As for Flash, I have three computers at home and manage about a dozen Macs at work, plus a few Windows boxes, and as far as the Mac goes, it's always been quite simple: You go to the
Flash download page, which will suggest the correct version for your browser and OS. You click the "Download Now" button, and get a disk image called "install_flash_player_osx_ub.dmg" (annoyingly, it's ALWAYS called that, regardless of version, which makes managing installer archives difficult). Mount the disk image, double click the installer ("Install Adobe Flash Player.app") on the disk image, provide your admin password, and wait about fifteen seconds. It will ask you to quit your open web browser(s), which you'll have to do.
This reliably replaces the old version with the new one on the Mac, and has for the past several OS revisions on every system I've ever run it on. You can confirm that you got the right version running by firing up a browser and going to the
Flash Version Test Page--the little box on the right shows you what version is installed, which you can compare to the version number table below.
Do you have some sort of unusual setup? What error are you getting that's requiring you to do a manual uninstall first?

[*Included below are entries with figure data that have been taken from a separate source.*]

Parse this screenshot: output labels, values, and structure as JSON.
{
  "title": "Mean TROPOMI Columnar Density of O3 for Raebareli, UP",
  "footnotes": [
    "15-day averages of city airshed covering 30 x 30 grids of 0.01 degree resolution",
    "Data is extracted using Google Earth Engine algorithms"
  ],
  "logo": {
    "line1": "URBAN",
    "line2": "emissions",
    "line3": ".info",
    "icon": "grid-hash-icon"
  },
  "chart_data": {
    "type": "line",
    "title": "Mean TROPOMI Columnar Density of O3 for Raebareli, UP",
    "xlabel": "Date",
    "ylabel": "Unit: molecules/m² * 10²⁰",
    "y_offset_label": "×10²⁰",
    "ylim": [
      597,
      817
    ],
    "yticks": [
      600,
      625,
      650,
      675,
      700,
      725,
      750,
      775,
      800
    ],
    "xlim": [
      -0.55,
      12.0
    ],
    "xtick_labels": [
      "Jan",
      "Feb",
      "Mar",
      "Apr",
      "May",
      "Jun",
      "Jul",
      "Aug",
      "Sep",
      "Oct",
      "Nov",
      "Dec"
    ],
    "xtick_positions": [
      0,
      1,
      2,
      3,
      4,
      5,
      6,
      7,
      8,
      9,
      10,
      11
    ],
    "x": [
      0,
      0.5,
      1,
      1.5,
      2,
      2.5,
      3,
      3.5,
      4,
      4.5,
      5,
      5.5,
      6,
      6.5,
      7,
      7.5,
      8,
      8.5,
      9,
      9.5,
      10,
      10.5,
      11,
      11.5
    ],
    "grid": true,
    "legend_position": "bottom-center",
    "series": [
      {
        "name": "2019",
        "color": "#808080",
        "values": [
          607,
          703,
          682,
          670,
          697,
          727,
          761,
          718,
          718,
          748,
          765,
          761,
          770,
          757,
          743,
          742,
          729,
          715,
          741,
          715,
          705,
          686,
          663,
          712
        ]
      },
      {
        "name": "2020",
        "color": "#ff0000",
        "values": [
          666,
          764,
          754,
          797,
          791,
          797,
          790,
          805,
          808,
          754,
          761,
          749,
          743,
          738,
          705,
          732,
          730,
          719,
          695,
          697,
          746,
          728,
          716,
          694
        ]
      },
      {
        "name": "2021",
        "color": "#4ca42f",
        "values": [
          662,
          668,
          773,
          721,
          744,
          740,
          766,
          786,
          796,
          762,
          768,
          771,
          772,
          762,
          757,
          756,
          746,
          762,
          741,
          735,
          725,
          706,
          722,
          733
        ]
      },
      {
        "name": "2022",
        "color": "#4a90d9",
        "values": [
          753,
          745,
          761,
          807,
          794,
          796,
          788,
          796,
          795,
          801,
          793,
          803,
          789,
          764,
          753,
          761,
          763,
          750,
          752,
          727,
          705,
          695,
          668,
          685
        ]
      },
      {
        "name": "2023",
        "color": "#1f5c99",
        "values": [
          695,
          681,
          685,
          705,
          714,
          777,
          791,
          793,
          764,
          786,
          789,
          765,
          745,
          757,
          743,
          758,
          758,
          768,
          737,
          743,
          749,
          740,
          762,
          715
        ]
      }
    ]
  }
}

Finally, on the beta versions of Flash, Adobe sometimes publishes public beta versions of future Flash releases on the
Adobe Labs site (Flash 10.2 came out a couple of days ago, so there's currently no beta version up). Those, at least according to the instructions, require a manual uninstall if you want to revert to an older version (which, being Beta, there's a good chance you might). But I've never seen this to be necessary with release versions.
Windows, incidentally, is a different story--I've seen the Flash AcriveX control flat-out fail to update unless I manually downloaded the installer and ran it. The issue may have been with the ridiculous Adobe Downloader plug-in that handles the tiny Flash download on Windows, but probably half the systems in a small school computer lab I was updating at one point had issues.